誰の下にもついていない独立した存在というのは、当初の話で言えば害にもなりえるが、時と場合によっては特効薬にもなりえる。劇薬であるというところに変わりはないのだが、それでも賭けるだけの価値を見出せる。
この交渉、シータはある種の手ごたえのようなものを感じていた。むしろこの流れを作ったのは目の前にいる側近その人だ。
恐らくは最初からこの流れに話を持っていきたかったのではないかとさえ思える。
交渉の場において、相手の作った強い流れに大きく逆らえばそれだけ手痛いしっぺ返しを食らうというのはアルヴィストたちの教育から学んでいる。
こういう時は流れに逆らわず、流れに乗りながら自分の考えを通せるような提案を出していくしかない。
「ミーザ嬢にいったい何ができるのです?我が国の問題を、貴女に押し付けようとは思いません」
「押し付けられるのは確かに困ります。しかし力を貸すことはできるはずです。私などでできることはとても少ないでしょうけれど……」
過去、祖国から逃げてきたときは何の力もないただの少女だった。しかし今はただの少女ではない。目の前にいるのは二つの国の王族との繋がりがある少女だ。
そしてすでに滅んでしまったとはいえヒルデ協議国の貴族の末席に名を連ねていた存在でもある。
何もできないかも、などと言ってはいるが、シータはそんな弱気で終わるつもりは毛頭なかった。
何とかしてやる。何とかしてみせるという気概を見せていた。
情報収集でも内偵でも攻略作戦でも何でもやってやるという気持ちだった。この数年間の訓練と実戦は彼女の肉体だけではなく精神も見事に鍛え上げていた。

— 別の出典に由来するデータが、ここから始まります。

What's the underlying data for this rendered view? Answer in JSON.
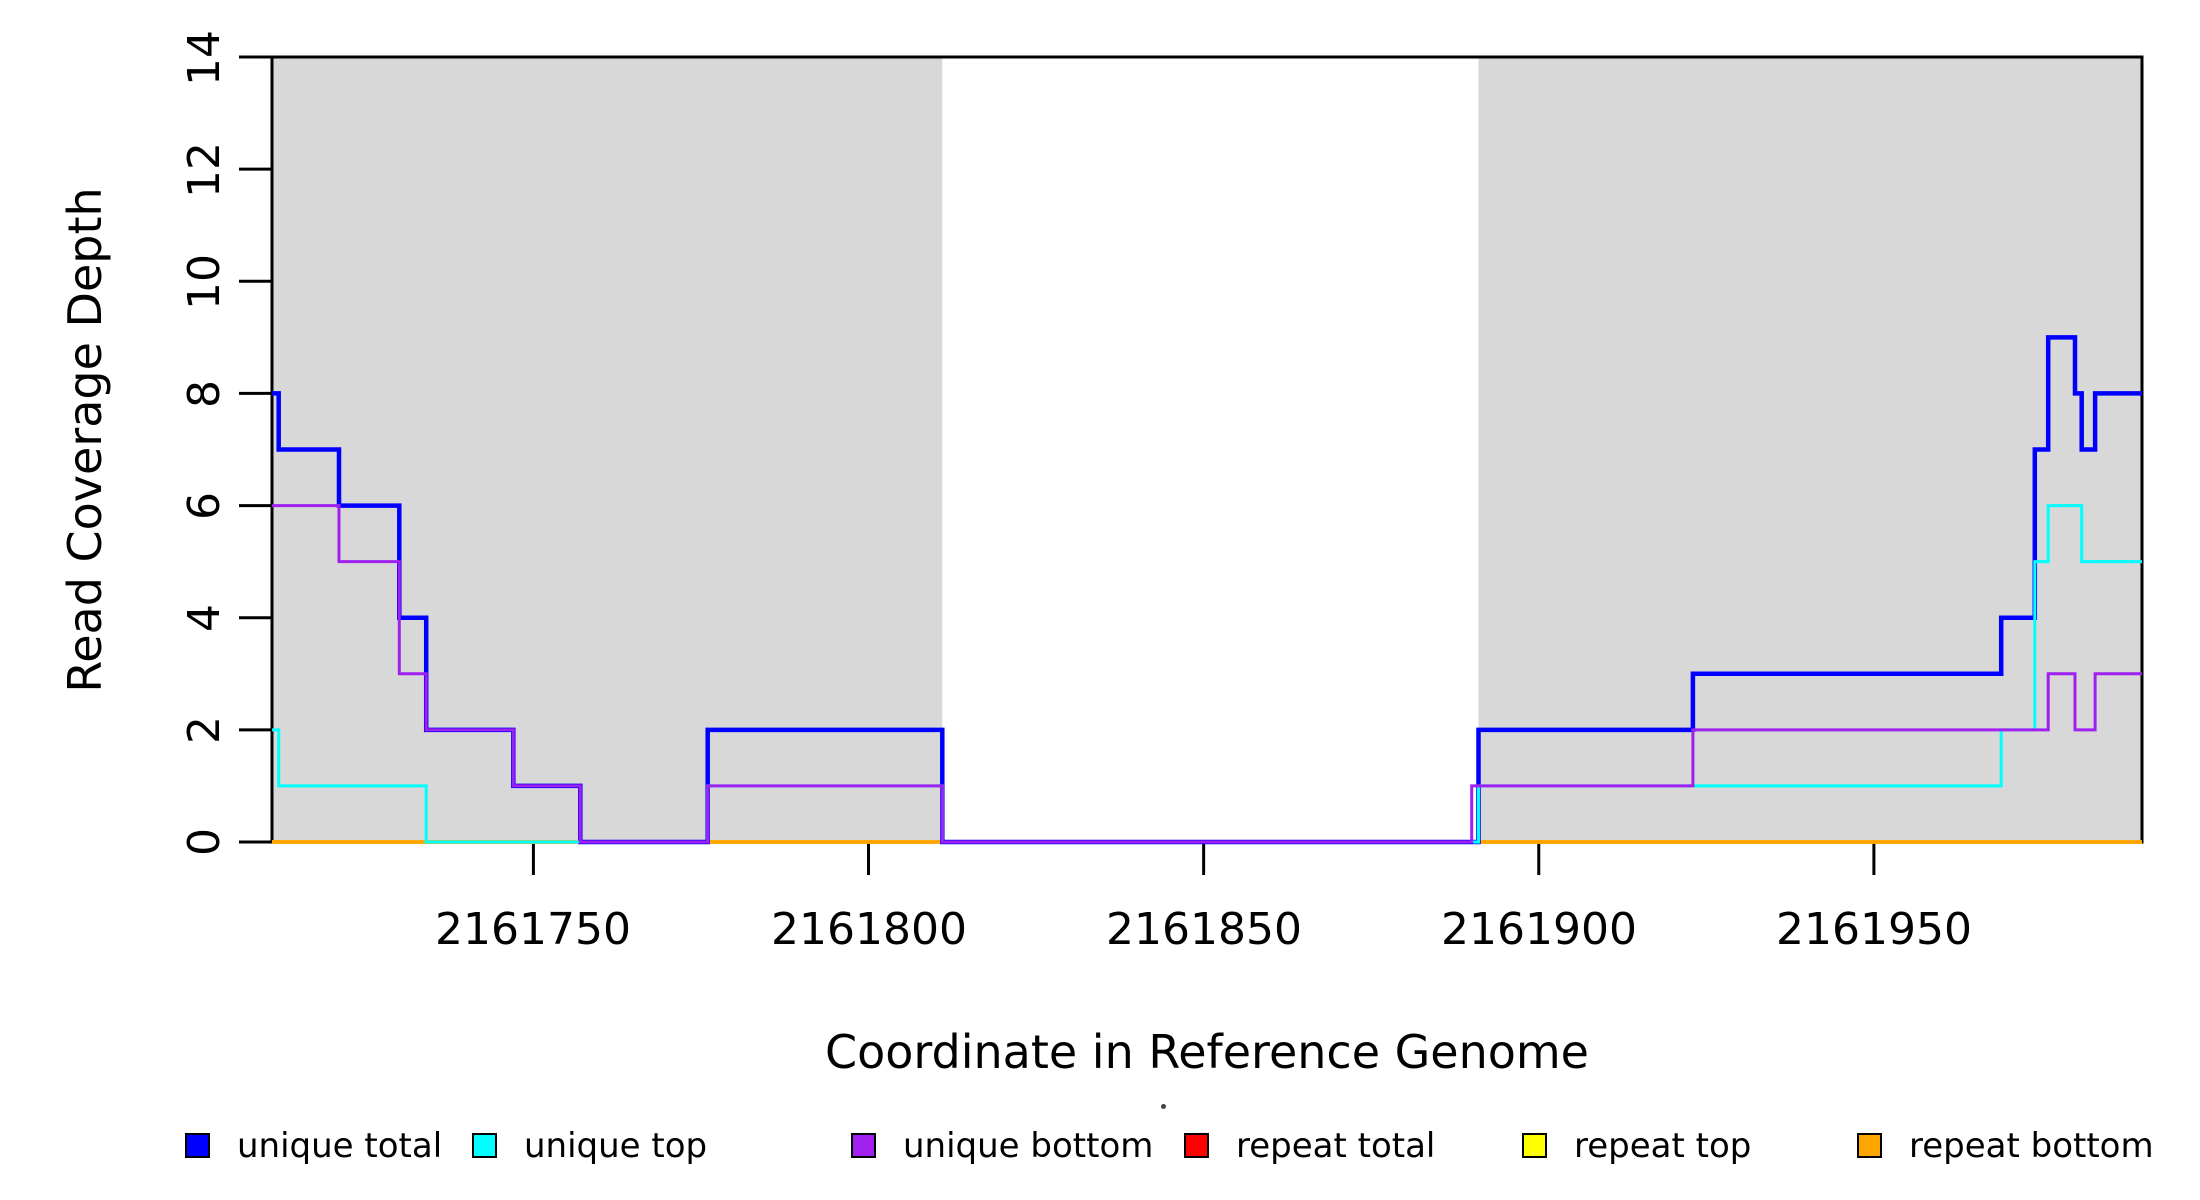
{
  "chart_data": {
    "type": "line",
    "subtype": "step-coverage",
    "title": "",
    "xlabel": "Coordinate in Reference Genome",
    "ylabel": "Read Coverage Depth",
    "xlim": [
      2161711,
      2161990
    ],
    "ylim": [
      0,
      14
    ],
    "x_ticks": [
      2161750,
      2161800,
      2161850,
      2161900,
      2161950
    ],
    "y_ticks": [
      0,
      2,
      4,
      6,
      8,
      10,
      12,
      14
    ],
    "grid": "off",
    "shaded_regions": [
      {
        "x0": 2161711,
        "x1": 2161811,
        "color": "#d8d8d8"
      },
      {
        "x0": 2161891,
        "x1": 2161990,
        "color": "#d8d8d8"
      }
    ],
    "series_draw_order": [
      {
        "name": "repeat total",
        "color": "#FF0000",
        "width": 3.5,
        "points": [
          [
            2161711,
            0
          ],
          [
            2161990,
            0
          ]
        ]
      },
      {
        "name": "repeat top",
        "color": "#FFFF00",
        "width": 3.5,
        "points": [
          [
            2161711,
            0
          ],
          [
            2161990,
            0
          ]
        ]
      },
      {
        "name": "repeat bottom",
        "color": "#FFA500",
        "width": 3.5,
        "points": [
          [
            2161711,
            0
          ],
          [
            2161990,
            0
          ]
        ]
      },
      {
        "name": "unique total",
        "color": "#0000FF",
        "width": 4.5,
        "points": [
          [
            2161711,
            8
          ],
          [
            2161712,
            7
          ],
          [
            2161721,
            6
          ],
          [
            2161730,
            4
          ],
          [
            2161734,
            2
          ],
          [
            2161747,
            1
          ],
          [
            2161757,
            0
          ],
          [
            2161776,
            2
          ],
          [
            2161811,
            0
          ],
          [
            2161891,
            2
          ],
          [
            2161923,
            3
          ],
          [
            2161969,
            4
          ],
          [
            2161974,
            7
          ],
          [
            2161976,
            9
          ],
          [
            2161980,
            8
          ],
          [
            2161981,
            7
          ],
          [
            2161983,
            8
          ],
          [
            2161990,
            8
          ]
        ]
      },
      {
        "name": "unique top",
        "color": "#00FFFF",
        "width": 3,
        "points": [
          [
            2161711,
            2
          ],
          [
            2161712,
            1
          ],
          [
            2161734,
            0
          ],
          [
            2161776,
            1
          ],
          [
            2161811,
            0
          ],
          [
            2161891,
            1
          ],
          [
            2161969,
            2
          ],
          [
            2161974,
            5
          ],
          [
            2161976,
            6
          ],
          [
            2161981,
            5
          ],
          [
            2161990,
            5
          ]
        ]
      },
      {
        "name": "unique bottom",
        "color": "#A020F0",
        "width": 3,
        "points": [
          [
            2161711,
            6
          ],
          [
            2161721,
            5
          ],
          [
            2161730,
            3
          ],
          [
            2161734,
            2
          ],
          [
            2161747,
            1
          ],
          [
            2161757,
            0
          ],
          [
            2161776,
            1
          ],
          [
            2161811,
            0
          ],
          [
            2161890,
            1
          ],
          [
            2161923,
            2
          ],
          [
            2161976,
            3
          ],
          [
            2161980,
            2
          ],
          [
            2161983,
            3
          ],
          [
            2161990,
            3
          ]
        ]
      }
    ],
    "legend": [
      {
        "label": "unique total",
        "color": "#0000FF"
      },
      {
        "label": "unique top",
        "color": "#00FFFF"
      },
      {
        "label": "unique bottom",
        "color": "#A020F0"
      },
      {
        "label": "repeat total",
        "color": "#FF0000"
      },
      {
        "label": "repeat top",
        "color": "#FFFF00"
      },
      {
        "label": "repeat bottom",
        "color": "#FFA500"
      }
    ],
    "legend_position": "bottom"
  }
}
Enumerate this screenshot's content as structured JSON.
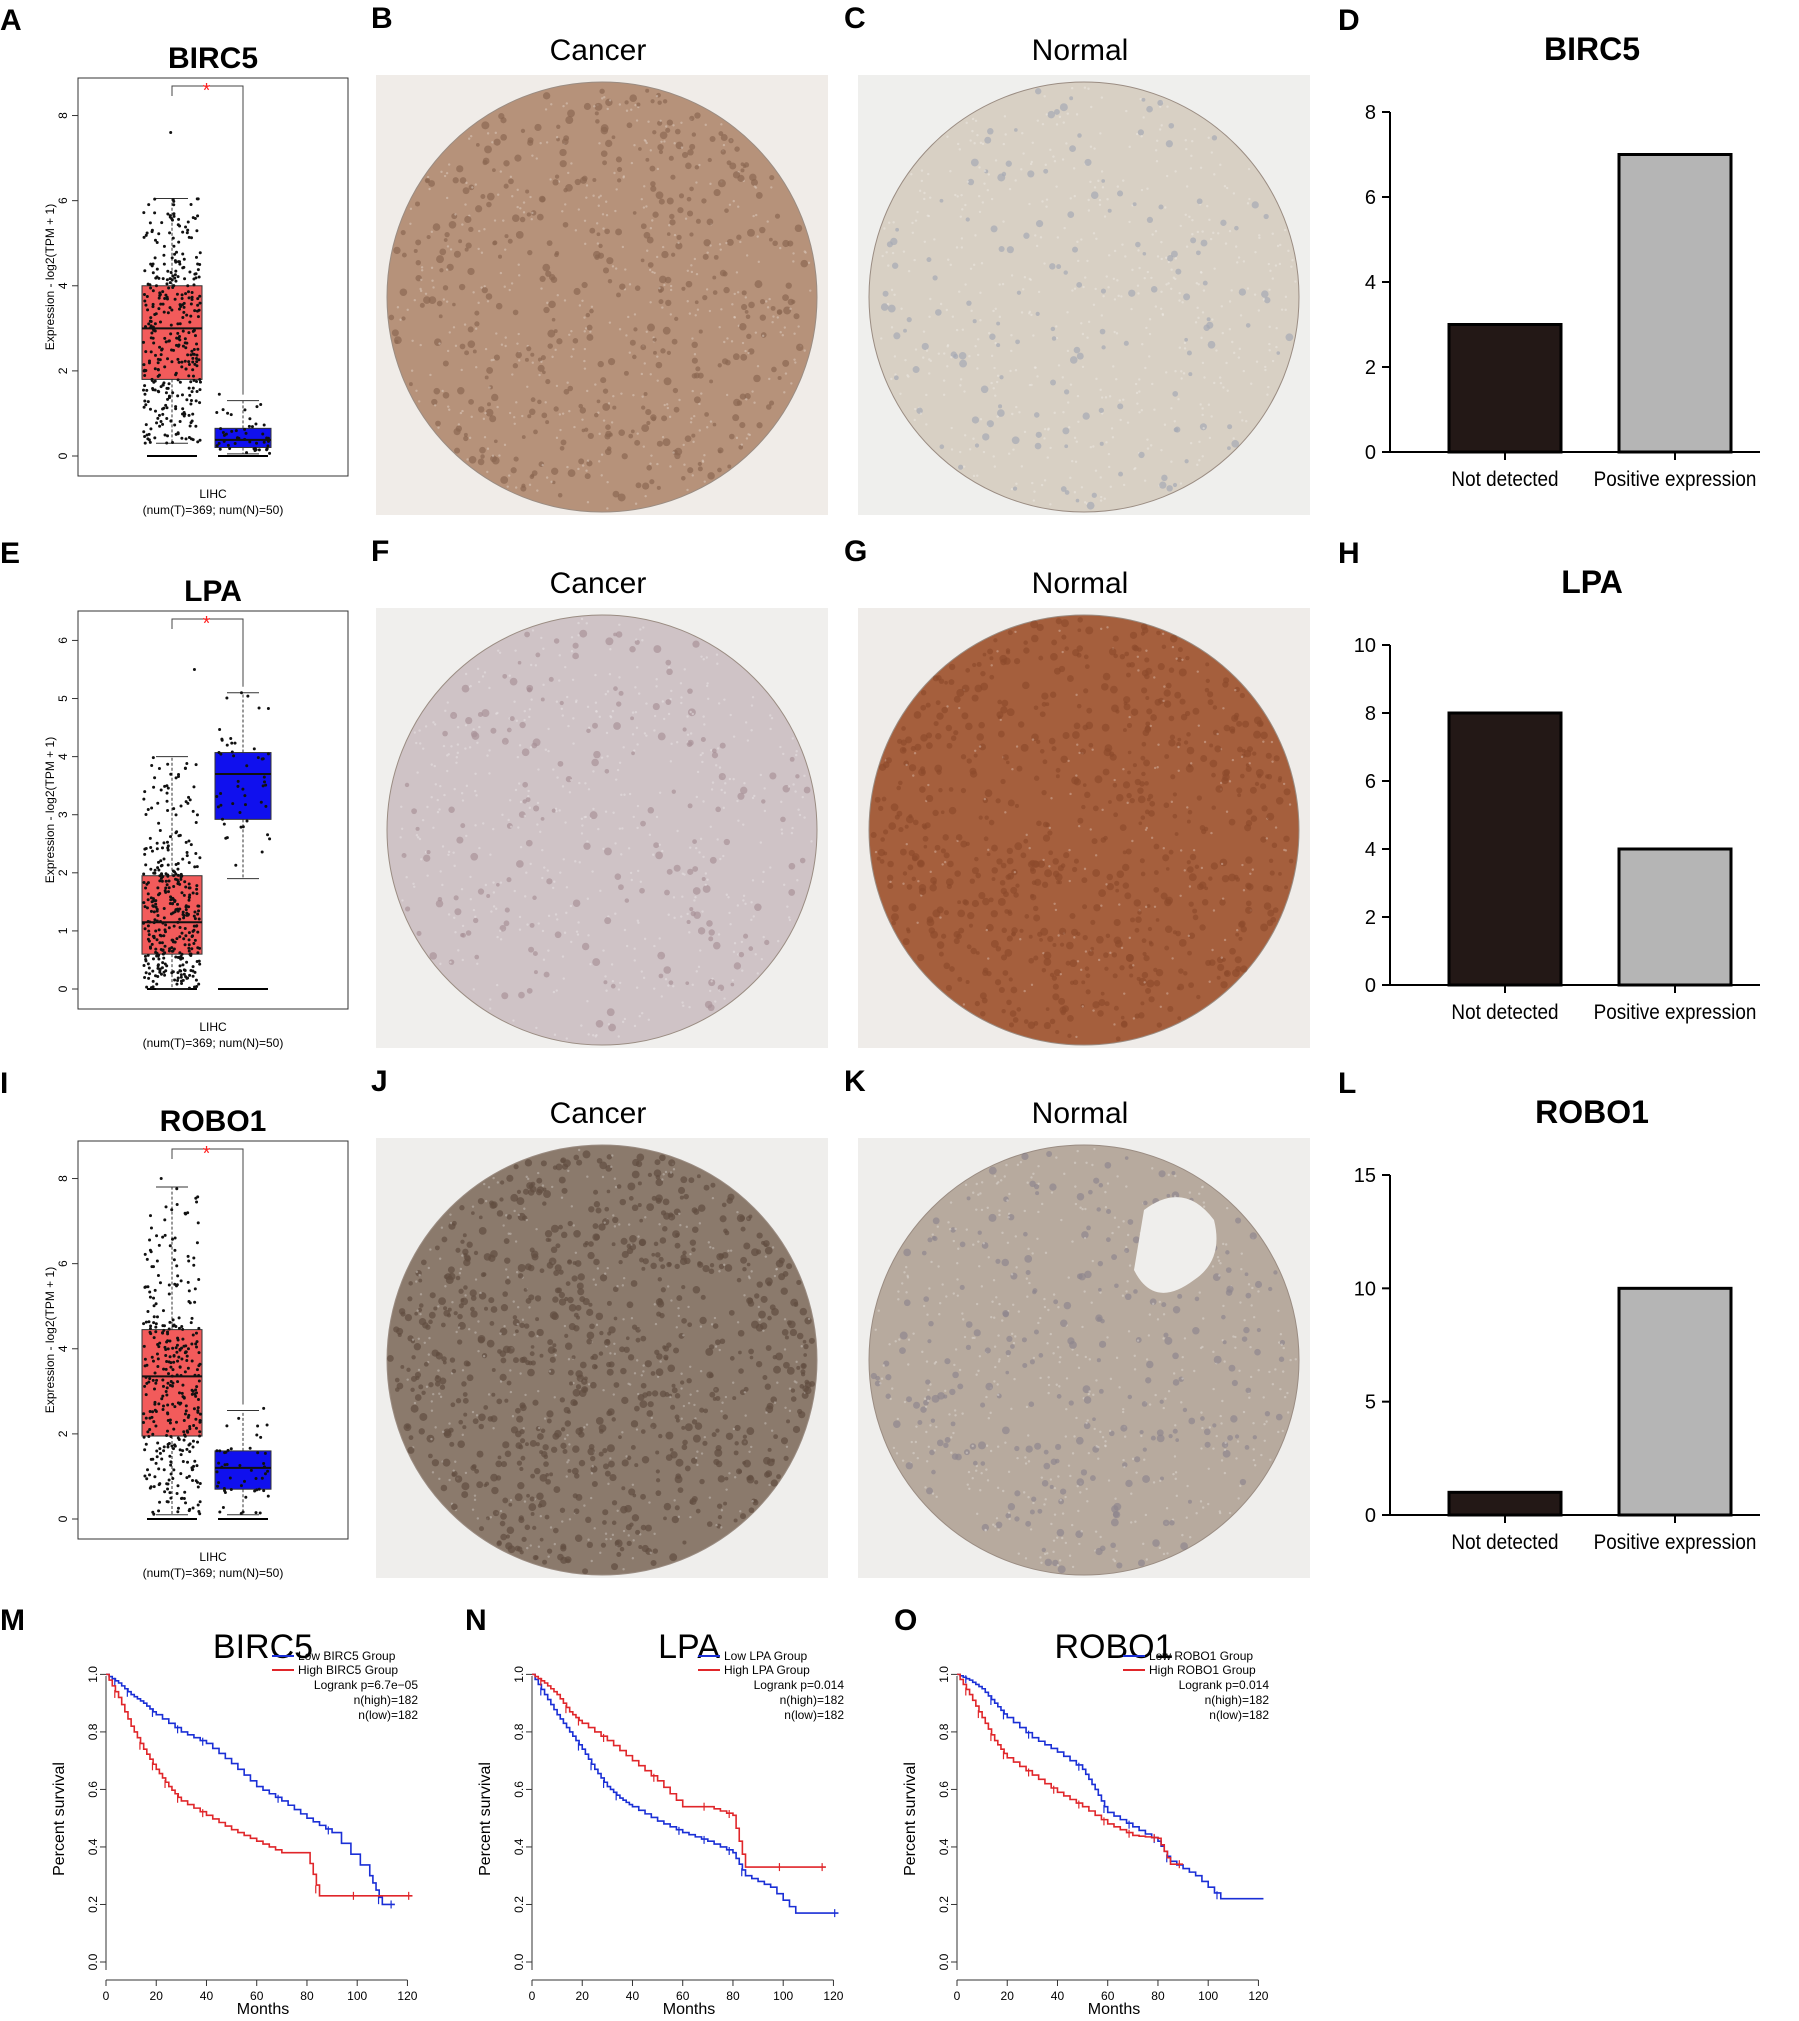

「……もし力になってくれるのであれば、それはこちらとしても喜ばしいところです。是非とも協力していただきたいところです」
「……では」
「しかし、今のミーザ嬢はあまりにも孤立しています。その状態ではまず何もできないでしょう。ここから西、我らが首都においでになるまでの間に、少しでもご自身を守るための力をお付けください」
「力……ですか」
「言ってしまえば仲間です。これから行う事には恐ろしく人手が必要になるでしょう。私共に協力するにせよ、ご自身の望みをかなえるにせよ、貴女の助力となる人が必要です。それをお探しください」
それは予め必要と考えていたことだ。しかしそれを条件に出されるとは思っていなかったためにシータは少し面食らう。
「首都にいらっしゃった時に、貴女がどれほどの数を集められるか。それによって判断させていただきます。貴女が、バタル殿下の力となれるか否か」
それは側近の彼にとっても一種の賭けなのだろう。何せ国の内情を話すのだ。信用に足る存在でなければならない。
シータの課題は重く、しかし確実に必要なものだ。
ようやく自分は前に進み始めたのだと、シータはこの苦難に立ち向かうつもりでいた。